Thucydides' notice about the altar of Apollo, 'on which theoroi first sacrifice, whenever they sail from Sicily', could - though certainly does not demand to - be taken as meaning 'all the theoroi from Greek cities on Sicily', but while the use of the present tense clearly attests to a practice that was current in Thucydides' day, it offers no assurance that the custom dated back more than 300 years. Incidentally, contrary to what Malkin states (101), I do not doubt the altar's existence; my point is simply that, until it has been identified and excavated, we have no independent verification that it dates back as far as Thucydides claims.

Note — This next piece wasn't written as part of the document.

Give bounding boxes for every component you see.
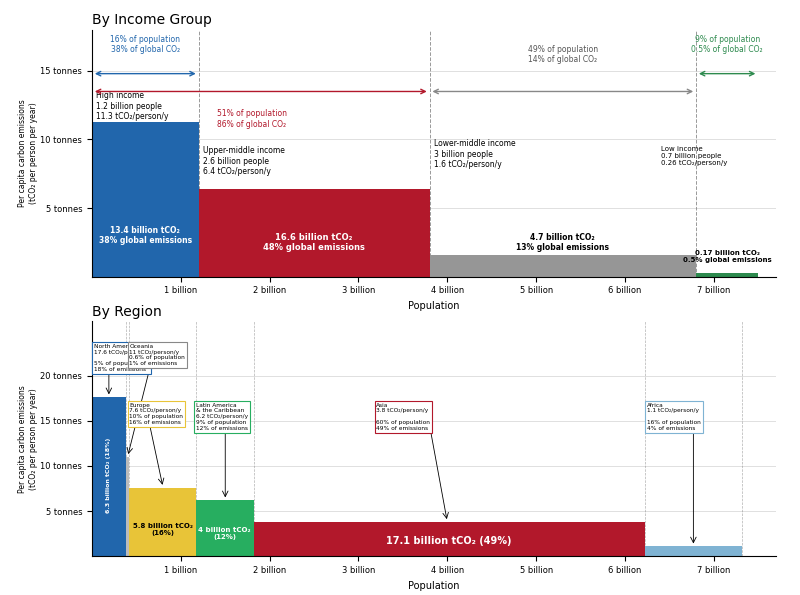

Nor is Appian's reference (Bellum Civile 5.109) to the apparent longevity of the altar any more conclusive: while Malkin may be right to argue that cults constitute, better than myths, a 'living reality' (102), that in itself is insufficient to guarantee their primordiality. It is, in any case, impossible to know whether the formal institution of theoria predated the (re)organization of the Pythian festival in the early sixth century.

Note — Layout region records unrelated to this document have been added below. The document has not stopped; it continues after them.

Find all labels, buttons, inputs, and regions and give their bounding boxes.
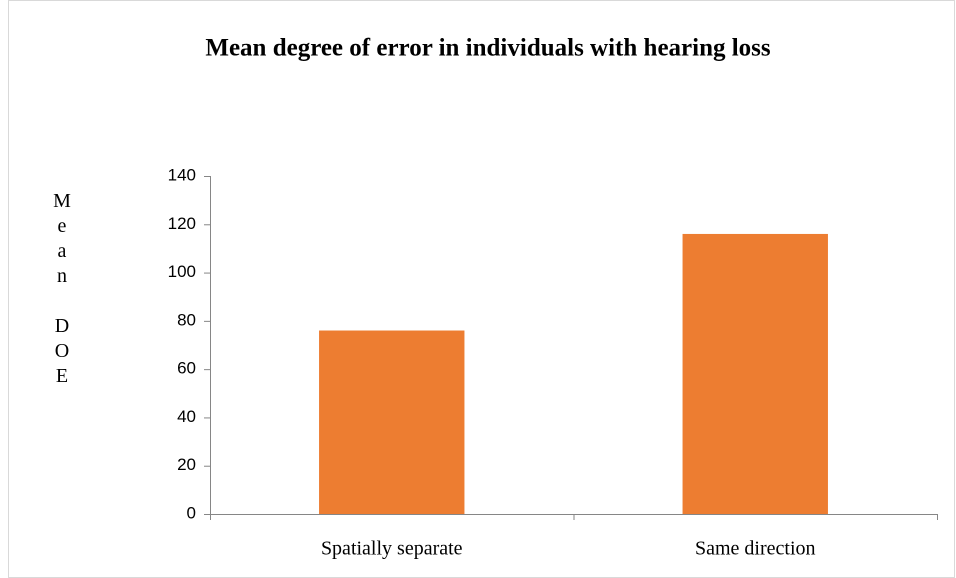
- x-tick-label: Same direction: [695, 538, 816, 560]
- chart-title: Mean degree of error in individuals with…: [205, 35, 771, 62]
- y-tick-label: 80: [177, 310, 196, 329]
- y-axis-label: Mean DOE: [51, 190, 73, 390]
- y-tick-label: 40: [177, 407, 196, 426]
- x-tick-label: Spatially separate: [321, 538, 463, 560]
- y-tick-label: 140: [168, 165, 196, 184]
- y-tick-label: 0: [187, 503, 196, 522]
- bar: [319, 330, 465, 514]
- y-tick-label: 20: [177, 455, 196, 474]
- y-tick-label: 120: [168, 214, 196, 233]
- y-tick-label: 60: [177, 359, 196, 378]
- y-tick-label: 100: [168, 262, 196, 281]
- bar: [682, 233, 828, 514]
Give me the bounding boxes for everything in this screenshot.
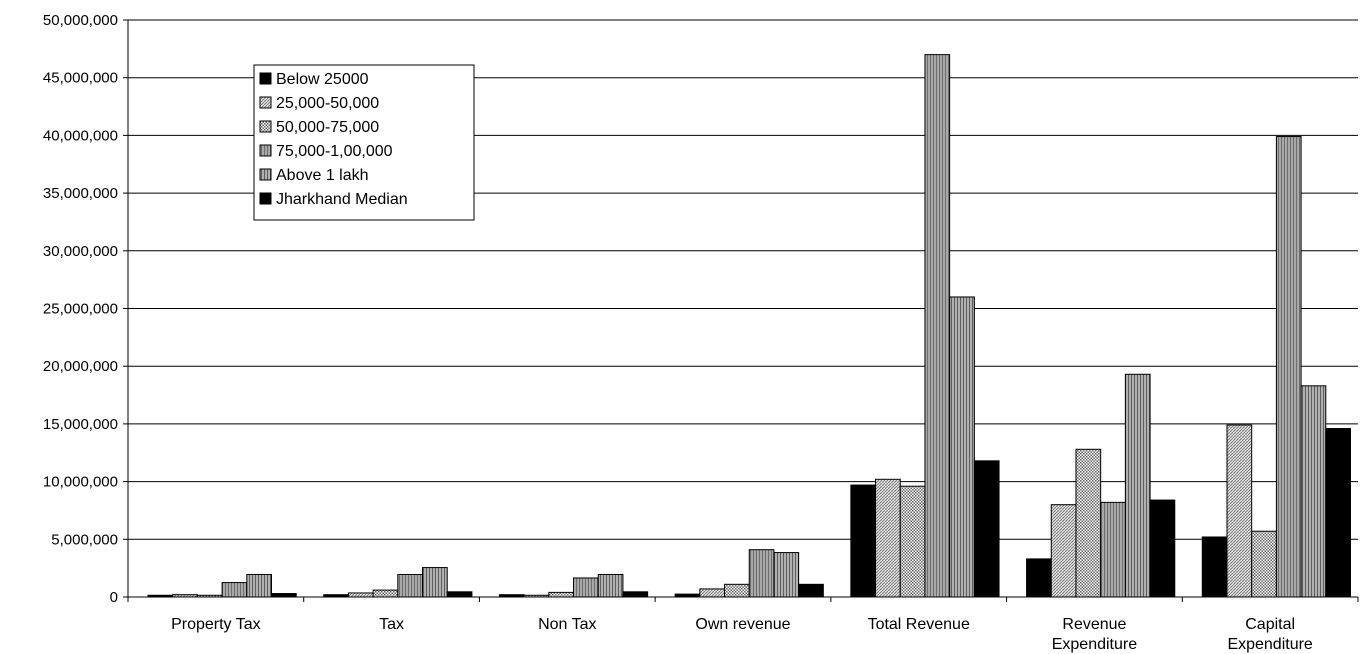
y-tick-label: 5,000,000 [51, 531, 118, 548]
bar [748, 549, 775, 598]
bar [221, 582, 248, 598]
bar [622, 591, 649, 598]
bar [548, 591, 575, 598]
y-tick-label: 50,000,000 [43, 12, 118, 29]
legend-swatch [259, 168, 272, 181]
bar [699, 588, 726, 598]
bars [147, 54, 1351, 598]
legend-label: 25,000-50,000 [276, 95, 379, 112]
legend-label: 50,000-75,000 [276, 119, 379, 136]
legend-box [253, 64, 475, 221]
y-tick-label: 25,000,000 [43, 301, 118, 318]
legend-swatch [259, 192, 272, 205]
bar [1050, 504, 1077, 598]
x-category-label: Expenditure [1052, 636, 1137, 653]
bar [924, 54, 951, 598]
axes [123, 19, 1359, 602]
bar [949, 296, 975, 598]
y-tick-label: 40,000,000 [43, 127, 118, 144]
legend-label: Above 1 lakh [276, 167, 369, 184]
y-tick-label: 0 [110, 589, 118, 606]
bar [1251, 530, 1277, 598]
x-category-label: Revenue [1062, 616, 1126, 633]
x-category-label: Tax [379, 616, 404, 633]
legend: Below 25000 25,000-50,000 50,000-75,000 75,… [253, 64, 475, 221]
bar [271, 593, 297, 598]
y-tick-label: 35,000,000 [43, 185, 118, 202]
x-category-label: Property Tax [171, 616, 261, 633]
bar [1026, 558, 1052, 598]
bar [724, 583, 750, 598]
bar [973, 460, 1000, 598]
legend-swatch [259, 72, 272, 85]
x-category-labels: Property Tax Tax Non Tax Own revenue Total R… [171, 616, 1313, 653]
x-category-label: Total Revenue [868, 616, 970, 633]
x-category-label: Capital [1245, 616, 1295, 633]
y-tick-label: 45,000,000 [43, 70, 118, 87]
legend-swatch [259, 96, 272, 109]
bar [899, 485, 926, 598]
bar [1124, 373, 1151, 598]
y-tick-label: 30,000,000 [43, 243, 118, 260]
bar [397, 573, 424, 598]
bar [573, 577, 599, 598]
bar [1325, 428, 1351, 598]
bar [1149, 499, 1176, 598]
bar [875, 478, 901, 598]
bar [1075, 448, 1102, 598]
bar [1300, 385, 1327, 598]
bar [1100, 501, 1126, 598]
legend-label: Below 25000 [276, 71, 369, 88]
y-tick-label: 15,000,000 [43, 416, 118, 433]
bar [1275, 136, 1302, 598]
bar [372, 589, 399, 598]
y-tick-label: 10,000,000 [43, 474, 118, 491]
legend-swatch [259, 120, 272, 133]
x-category-label: Expenditure [1227, 636, 1312, 653]
bar [347, 592, 374, 598]
bar [1201, 536, 1228, 598]
bar [850, 484, 877, 598]
bar [1226, 424, 1253, 598]
y-tick-label: 20,000,000 [43, 358, 118, 375]
legend-label: Jharkhand Median [276, 191, 408, 208]
legend-label: 75,000-1,00,000 [276, 143, 393, 160]
bar [422, 567, 448, 598]
x-category-label: Own revenue [695, 616, 790, 633]
x-category-label: Non Tax [538, 616, 596, 633]
legend-swatch [259, 144, 272, 157]
bar [446, 591, 473, 598]
bar [246, 573, 273, 598]
bar [597, 573, 624, 598]
bar [773, 552, 800, 598]
bar [798, 583, 824, 598]
y-tick-labels: 0 5,000,000 10,000,000 15,000,000 20,000,000… [43, 12, 118, 606]
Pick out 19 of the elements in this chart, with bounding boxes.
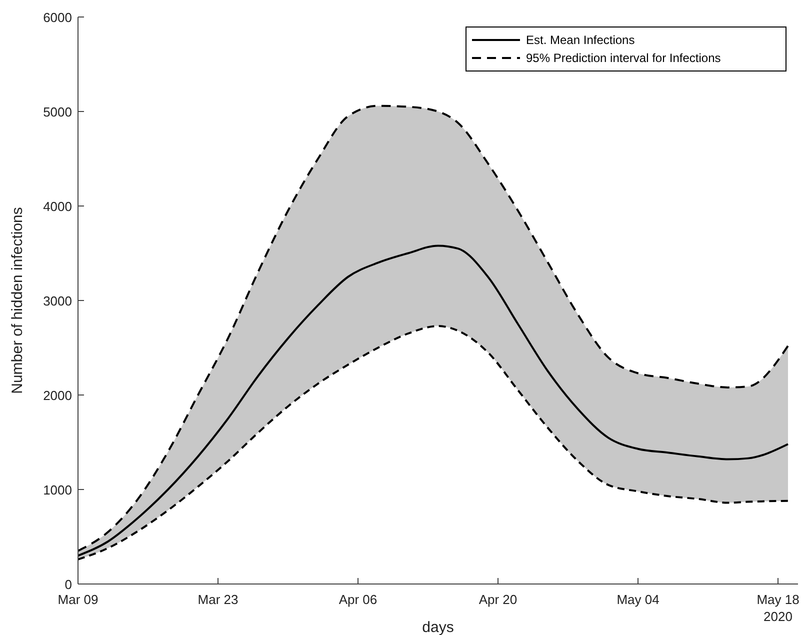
y-tick-label: 5000: [43, 104, 72, 120]
x-tick-label: Apr 06: [338, 592, 378, 607]
y-tick-label: 6000: [43, 10, 72, 25]
y-tick-label: 4000: [43, 199, 72, 214]
y-tick-label: 0: [64, 577, 72, 592]
legend-label: Est. Mean Infections: [526, 33, 635, 47]
legend-label: 95% Prediction interval for Infections: [526, 51, 721, 65]
x-tick-label: May 04: [616, 592, 660, 607]
x-axis-title: days: [422, 619, 454, 635]
y-tick-label: 2000: [43, 388, 72, 403]
x-tick-label: Mar 23: [198, 592, 238, 607]
y-tick-label: 3000: [43, 294, 72, 308]
x-tick-label: Apr 20: [478, 592, 518, 607]
text: 2020: [764, 609, 792, 624]
line-series: [77, 244, 789, 557]
y-tick-label: 1000: [43, 482, 72, 498]
y-axis-title: Number of hidden infections: [9, 207, 26, 394]
x-tick-label: Mar 09: [58, 592, 98, 607]
x-tick-label: May 18: [756, 592, 800, 607]
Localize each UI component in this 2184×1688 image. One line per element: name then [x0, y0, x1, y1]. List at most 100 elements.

Furthermore, while Malkin is undoubtedly right to argue that the term 'Sikeliotai', employed to designate the residents of Greek cities on Sicily, is not an invention of Thucydides (108-10), this does not necessarily falsify Carla Antonaccio's suggestion that it was a neologism of the fifth century. [1] In fact, Malkin's own view that Sikeliote identity was 'at once complimentary and adversarial' (118) to the emergence of a Sikel identity that he dates to the fifth century might argue otherwise.

Generally, Malkin offers a compelling case against 'core-periphery' conceptions of the Greek world and his idea that colonial ventures not only preceded, but facilitated, the creation of a 'virtual center' as Greeks looked 'inwards' towards the Mediterranean certainly deserves attention. Yet, one wonders exactly how 'decentralized' the theoria network of Delphi really was - a network that was, after all, initiated by embassies sent out from, not to, Delphi - while the prepositional prefix of the word apoikia, the Greek term for 'colony', does seem to implicate some sort of 'centre', however absent.

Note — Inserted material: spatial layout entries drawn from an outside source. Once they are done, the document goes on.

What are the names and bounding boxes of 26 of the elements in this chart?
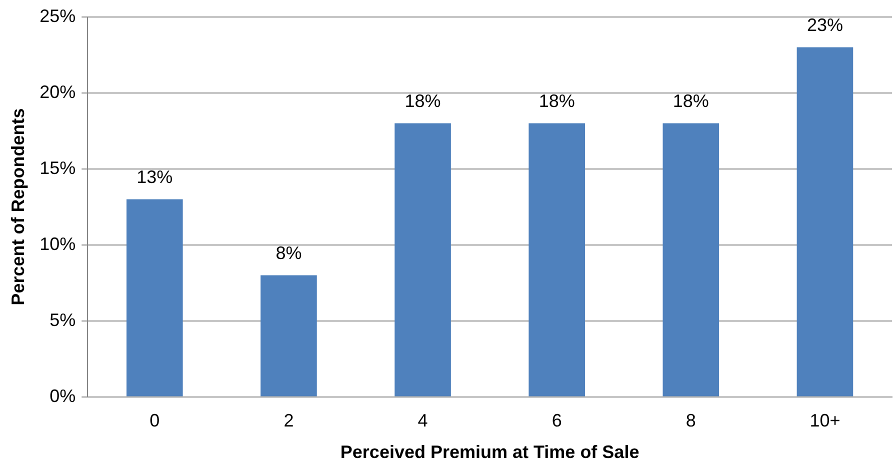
data-label: 18% (672, 91, 709, 112)
x-tick-label: 10+ (810, 410, 840, 431)
x-tick-label: 8 (686, 410, 696, 431)
bar (126, 199, 183, 396)
bar (796, 47, 854, 396)
y-tick-label: 25% (40, 6, 76, 26)
bar (528, 123, 585, 396)
data-label: 18% (538, 91, 575, 112)
data-label: 18% (404, 91, 441, 112)
y-tick-label: 15% (40, 158, 76, 178)
y-axis-title: Percent of Repondents (8, 108, 28, 306)
x-tick-label: 2 (284, 410, 294, 431)
data-label: 23% (806, 15, 843, 36)
y-tick-label: 5% (50, 310, 76, 330)
data-label: 8% (276, 243, 302, 264)
x-tick-label: 4 (418, 410, 428, 431)
data-label: 13% (136, 167, 173, 188)
bar (662, 123, 720, 396)
y-tick-label: 20% (40, 82, 76, 102)
bar (260, 275, 317, 396)
x-axis-title: Perceived Premium at Time of Sale (340, 442, 640, 462)
x-tick-label: 0 (150, 410, 160, 431)
y-tick-label: 0% (50, 386, 76, 406)
x-tick-label: 6 (552, 410, 562, 431)
bar (394, 123, 451, 396)
y-tick-label: 10% (40, 234, 76, 254)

There is, however, a more fundamental issue of method involved: the nodes around which Malkin reconstructs his network are already predetermined as being Greek. As he himself states, his operating procedure was to begin by 'filling up the coastline with dots [...] representing all Greek maritime cities' (17). Although he concentrates on the links between colonies, he maintains that his approach could be profitably applied to other networks and still arrive at similar results. But it is far from clear that connecting the dots between the distribution sites of, say, Nikosthenic amphorae, or metal dedications in sanctuaries, or precious metal coinage would necessarily 'overlap or intermesh to create the matrix that formed the basis for collective Greek identity and civilization' (209). This results in a blurring of 'emic' and 'etic' categories - of failing to distinguish our systems of classification from those of the ancient Greeks - as Malkin himself concedes when he says that 'Greeks were not always aware of the networks discussed in this book' (171). Yet this privileges an 'us identity' over a 'we identity' which, as Malkin recognizes (112), is only one side of the coin. It also results in a study that is perhaps a little more descriptive, and a little less explanatory, than Malkin promises (8-9). For all that, this is a stimulating, thought-provoking and well written book that will certainly redefine the terms of the discourse in which we consider issues such as ethnicity and colonization.


[1] C. Antonaccio, 'Ethnicity and colonization', in Ancient Perceptions of Greek Ethnicity, ed. I, Malkin, Washington DC 2001, 113-57.